Received and processed:

 Serials/Periodicals: 3615

 Firm Orders: 2595

 Approvals: 858

 

Added to Acorn:

 SSO's: 141

 Gifts: 86

 

OS placed 1863 new orders, and Speed Cataloged a record 1574 titles.

 

Early in the month, Monica Sanchez, Mary Ellen Wilson, and Roberta Winjum attended a presentation by YBP of their GOBI2 product at the Peabody Library; Monica, Gina Berry and Mary Ellen met, along with Bryan Kurowski, Julie Loder, Susan Widmer and Mary Beth Blalock, to discuss our Russian approval plan, and review our vendor options.

 

PRESERVATION:

 

Sue Davis met with Lee Ann Lannom to discuss a modified binding policy for Peabody materials.  That new policy was implemented July 2, 2003.  She and Charlotte Lew met with Sharon Weiner about a donor's collection care questions.  Sue prepared a small packet of information for the donor.

 

Sue Davis attended a meeting with the committee studying new photocopier options.  She also spent time working on emergency planning issues for TS and the library as a whole. 

 

BINDING: 

1,058 monographs,

519 periodicals, and

161 serials sent to the bindery

 

Karen Pillow and Machelle Keen wrapped up the fiscal year's binding fund encumbering and invoice payments. 

 

336 Acorn holding records were updated during the month as a result of binding

 

1,386 new Central paperback volumes sorted; 472 selected for immediate binding

 

Over the last fiscal year, 14, 071 volumes were sorted, about 1,000 fewer than the previous year. A total of 17,729 items were sent to the bindery during the past fiscal year.

 

Because of the heavy flow of new materials, no items were rebarcoded in preparation for binding.  That backlog still remains significant.

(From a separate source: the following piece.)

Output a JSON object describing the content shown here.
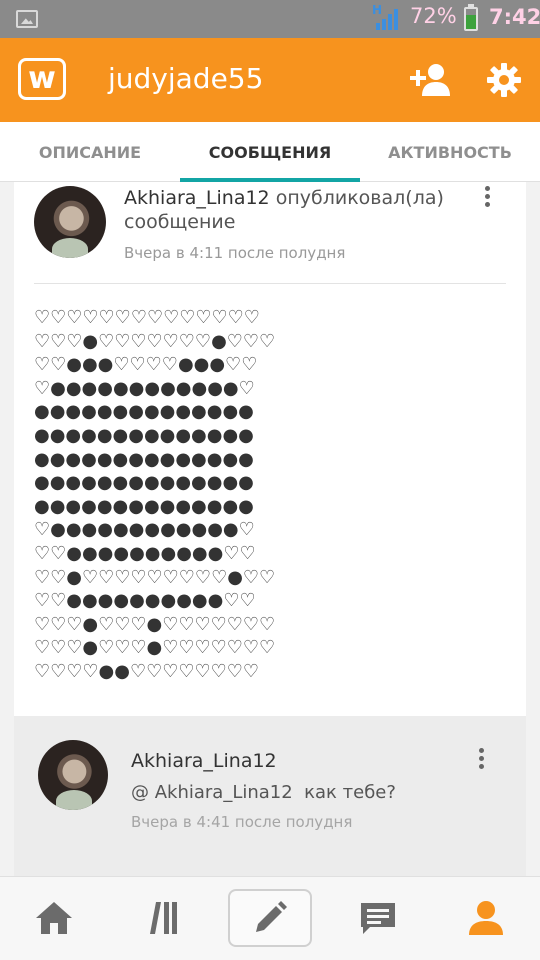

However, items can still be recalled (and have been) for patron use. 

 

MARKING:

4,252 items labeled

176 unbound serials

157 Rush items

37 reels of microfilm

 

With year-end orders already arriving by the bushel, it looks like the marking shelves will continue to fill up quickly.  However, the team is still keeping pace and labeling items within a week of their arrival on the marking shelves.

 

During the past year, 45,886 items were labeled.  

 

REPAIR: 

With Daphne Walker on summer leave, the repair staff is down to a single person.  Charlotte Lew spent the month of June working primarily on spine repairs and a large wrapper order.  She worked on materials from the Central, Divinity, Peabody, Law, and Science libraries as well as Special Collections. 

 

267 items repaired with 354 treatments

 

During the past fiscal year, 2521 items were repaired with 3836 treatments.